First ISCA ITRW on Auditory Quality of Systems
April 23-25, 2003
The overall auditory quality of the speech signal produced by a text-to-speech (TTS) system depends on different factors which may be ascribed to different components of the synthesis system. During the development of the Dresden Speech Synthesizer DRESS, the authors investigated the influence of different system components separately. The results of these investigations are summarized and updated in this paper.
In a recent application study, the authors were forced to select and to adapt system components for achieving a total system footprint less than 1 Megabyte (MB). The resulting scaleable low-resource system was denoted as microDRESS. The auditory comparison of microDRESS to the baseline system DRESS implies that the inventory coding has the most essential influence on both, system size and auditory quality. For the applied ADPCM coding scheme, the measured degradation of approximately one category on the mean opinion scale (MOS) is caused less by the coding algorithm itself but mainly by the limitation to telephone bandwidth.

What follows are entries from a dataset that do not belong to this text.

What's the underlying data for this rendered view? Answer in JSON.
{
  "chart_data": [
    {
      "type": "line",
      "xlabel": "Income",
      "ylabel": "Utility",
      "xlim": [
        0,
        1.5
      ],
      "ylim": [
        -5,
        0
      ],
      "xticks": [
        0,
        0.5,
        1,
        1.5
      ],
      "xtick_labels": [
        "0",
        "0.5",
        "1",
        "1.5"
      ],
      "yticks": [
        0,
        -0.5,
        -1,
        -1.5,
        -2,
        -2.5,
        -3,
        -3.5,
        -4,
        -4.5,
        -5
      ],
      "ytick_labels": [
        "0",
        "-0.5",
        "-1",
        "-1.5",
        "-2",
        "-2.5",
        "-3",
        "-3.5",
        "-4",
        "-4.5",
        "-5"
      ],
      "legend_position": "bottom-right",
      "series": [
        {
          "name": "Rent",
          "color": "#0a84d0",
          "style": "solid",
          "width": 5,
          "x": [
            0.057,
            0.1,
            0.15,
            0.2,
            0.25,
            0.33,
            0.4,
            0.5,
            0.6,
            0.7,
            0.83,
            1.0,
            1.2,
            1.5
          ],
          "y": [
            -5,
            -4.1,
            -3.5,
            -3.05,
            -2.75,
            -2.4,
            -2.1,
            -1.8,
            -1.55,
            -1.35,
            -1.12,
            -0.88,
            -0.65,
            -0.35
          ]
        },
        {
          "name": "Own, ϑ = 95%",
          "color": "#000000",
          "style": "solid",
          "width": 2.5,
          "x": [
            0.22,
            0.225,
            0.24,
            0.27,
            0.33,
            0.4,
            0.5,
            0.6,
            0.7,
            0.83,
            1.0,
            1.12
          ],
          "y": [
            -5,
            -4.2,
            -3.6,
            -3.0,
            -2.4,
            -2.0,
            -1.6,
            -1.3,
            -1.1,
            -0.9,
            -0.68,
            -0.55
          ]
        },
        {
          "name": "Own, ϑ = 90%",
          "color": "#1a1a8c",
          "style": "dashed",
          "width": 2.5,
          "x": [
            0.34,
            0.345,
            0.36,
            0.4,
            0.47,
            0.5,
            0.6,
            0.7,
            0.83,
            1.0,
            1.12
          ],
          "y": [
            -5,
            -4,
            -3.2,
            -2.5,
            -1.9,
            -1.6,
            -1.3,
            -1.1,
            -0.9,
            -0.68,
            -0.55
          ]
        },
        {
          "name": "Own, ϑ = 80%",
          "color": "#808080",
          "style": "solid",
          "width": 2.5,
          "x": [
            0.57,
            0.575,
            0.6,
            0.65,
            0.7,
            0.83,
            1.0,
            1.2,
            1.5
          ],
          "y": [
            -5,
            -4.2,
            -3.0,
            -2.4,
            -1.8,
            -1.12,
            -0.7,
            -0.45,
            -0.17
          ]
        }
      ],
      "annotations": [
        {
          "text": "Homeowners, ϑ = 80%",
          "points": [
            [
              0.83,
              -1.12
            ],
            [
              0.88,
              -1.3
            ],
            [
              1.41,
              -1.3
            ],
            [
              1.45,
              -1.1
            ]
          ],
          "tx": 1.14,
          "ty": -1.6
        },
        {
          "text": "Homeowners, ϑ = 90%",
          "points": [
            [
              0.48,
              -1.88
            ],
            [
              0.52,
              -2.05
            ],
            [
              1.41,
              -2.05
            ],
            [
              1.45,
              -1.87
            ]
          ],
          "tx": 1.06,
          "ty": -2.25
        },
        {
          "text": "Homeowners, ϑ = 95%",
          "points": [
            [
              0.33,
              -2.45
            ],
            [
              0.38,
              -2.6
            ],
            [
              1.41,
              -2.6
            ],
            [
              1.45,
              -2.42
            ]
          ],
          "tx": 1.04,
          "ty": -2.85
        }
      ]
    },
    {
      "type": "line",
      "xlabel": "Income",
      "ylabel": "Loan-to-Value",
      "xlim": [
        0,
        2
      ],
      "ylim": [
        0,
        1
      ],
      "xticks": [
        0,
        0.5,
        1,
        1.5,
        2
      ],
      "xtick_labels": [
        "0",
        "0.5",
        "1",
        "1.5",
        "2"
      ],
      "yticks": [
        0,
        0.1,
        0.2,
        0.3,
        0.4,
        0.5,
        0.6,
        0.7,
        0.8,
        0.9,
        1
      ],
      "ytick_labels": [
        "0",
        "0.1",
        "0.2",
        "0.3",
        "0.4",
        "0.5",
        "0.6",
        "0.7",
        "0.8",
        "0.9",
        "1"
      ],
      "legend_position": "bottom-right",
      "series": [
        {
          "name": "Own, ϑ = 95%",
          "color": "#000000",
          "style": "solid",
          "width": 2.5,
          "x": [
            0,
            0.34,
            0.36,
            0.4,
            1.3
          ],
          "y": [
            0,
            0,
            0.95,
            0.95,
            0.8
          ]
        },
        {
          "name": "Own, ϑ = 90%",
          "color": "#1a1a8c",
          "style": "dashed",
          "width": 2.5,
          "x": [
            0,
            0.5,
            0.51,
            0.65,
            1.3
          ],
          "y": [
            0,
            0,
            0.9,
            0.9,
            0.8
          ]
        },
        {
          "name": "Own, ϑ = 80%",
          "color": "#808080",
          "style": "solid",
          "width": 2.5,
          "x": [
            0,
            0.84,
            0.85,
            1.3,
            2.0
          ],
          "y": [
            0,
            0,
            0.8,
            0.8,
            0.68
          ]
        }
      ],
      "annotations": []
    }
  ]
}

Allowing more system resources, there are interesting options for the TTS system configuration to achieve best-possible overall quality which are discussed in the paper.
Bibliographic reference. Jokisch, O. / Hoffmann, Rüdiger / Eichner, M. / Werner, S. / Kruschke, H. / Kordon, Ulrich (2003): "The influence of the TTS system configuration on the perceived quality of synthesized speech", In AQS-2003, 118-125.